Let’s check on Dan Snyder, shall we? The Washington [Racist Names] have been in first place in their division for most of the year. Their #1 QB, however, broke his leg. Yet the team has been adamant that it will not sign the best QB available for political reasons. Instead, they have started infamous bust Colt McCoy. Only McCoy also broke his leg, meaning that the Snyders finished out a critical division game with…the Sanchize! Let’s do a comparison here:
McCoy 27 GS 6.0 AY/A 29 TD/26 INT
Sanchize 72 GS 5.7 AY/A 86 TD/87 INT
Kaepernick 58 GS 7.3 AY/A 72 TD/30 INT
This is…not close! And as for the most recent semi-excuse offered for NFL teams — “OK, maybe he was blackballed, but now it’s rational not to sign him because he’s rusty” — this has also been conveniently revealed to be complete bullshit. Here is a comprehensive list of games McCoy and Sanchez had started since Kaepernick last played before being handed jobs this year:
McCoy was last a regular starter for the 2011 Cleveland Browns, who went 4-12. Sanchez was last a regular starter 6-10 2012 Jets. So, sorry, this rationalization just collided with the lineman’s ass. And, of course, it’s even worse than that. While the Snyders consider peaceful protests of police violence beyond the pale, here’s what they are perfectly fine with:
The circumstances surrounding Reuben Foster and Colin Kaepernick have basically zero similarities, except that one is employed and the other is not, and the franchise that decided to immediately snap up an accused domestic abuser before the ink was dry on his booking sheet also hired Mark Sanchez — who is basically a walking punchline as a quarterback — while sneering in Kaepernick’s general direction.
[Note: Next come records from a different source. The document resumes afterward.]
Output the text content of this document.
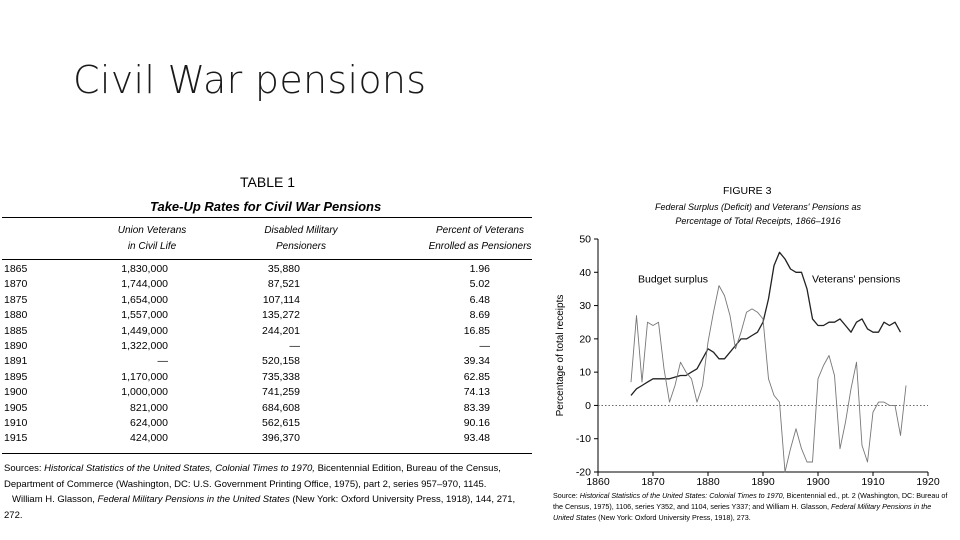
Civil War pensions
TABLE 1
Take-Up Rates for Civil War Pensions
Union Veterans
in Civil Life
Disabled Military
Pensioners
Percent of Veterans
Enrolled as Pensioners
1865	1,830,000	35,880	1.96
1870	1,744,000	87,521	5.02
1875	1,654,000	107,114	6.48
1880	1,557,000	135,272	8.69
1885	1,449,000	244,201	16.85
1890	1,322,000	—	—
1891	—	520,158	39.34
1895	1,170,000	735,338	62.85
1900	1,000,000	741,259	74.13
1905	821,000	684,608	83.39
1910	624,000	562,615	90.16
1915	424,000	396,370	93.48

Sources: Historical Statistics of the United States, Colonial Times to 1970, Bicentennial Edition, Bureau of the Census, Department of Commerce (Washington, DC: U.S. Government Printing Office, 1975), part 2, series 957–970, 1145.

William H. Glasson, Federal Military Pensions in the United States (New York: Oxford University Press, 1918), 144, 271, 272.

FIGURE 3
Federal Surplus (Deficit) and Veterans' Pensions as
Percentage of Total Receipts, 1866–1916
-20
-10
0
10
20
30
40
50
1860	1870	1880	1890	1900	1910	1920
Percentage of total receipts
Budget surplus	Veterans' pensions

Source: Historical Statistics of the United States: Colonial Times to 1970, Bicentennial ed., pt. 2 (Washington, DC: Bureau of the Census, 1975), 1106, series Y352, and 1104, series Y337; and William H. Glasson, Federal Military Pensions in the United States (New York: Oxford University Press, 1918), 273.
Connecting these two cases isn’t a reach. The Washington Redskins decide who is on their roster and who is not. Tuesday, they decided Foster, arrested over the weekend for the second time on a domestic violence charge, was worthy of their employ. Last week — and, honestly, probably a year or more ago — they decided Kaepernick, who has knelt for the national anthem in an effort to bring attention to police brutality and other issues that disproportionately affect African Americans, was not.
Where to start?
As an organization, an NFL team has a chance to set an example of what’s good and right. That could be because you conjure up a behind-the-scenes marketing strategy to win over your fan base, or because you possess an actual moral compass. Either way, your fans and your community would understand they can trust your motives and your moves.
The Redskins don’t do that. Ever. They’re shady at best, vile at worst. Tuesday night, they issued a statement attributed to Doug Williams, the senior vice president of player personnel, outlining why they made the waiver claim that brought Foster into their fold just two days after he was cut by San Francisco because of his latest arrest. If I didn’t know better, I’d think Williams was handed a sheet of paper with “his” words written on them and then told, “We’re saying you said this,” and he either had to accept those conditions or quit.
Speaking of contempt of a more routine variety, we could talk about the Mariners trading Jean Segura for a Gritty doll and a half-dozen Subway cheesesteaks, but we’ll leave that to another post.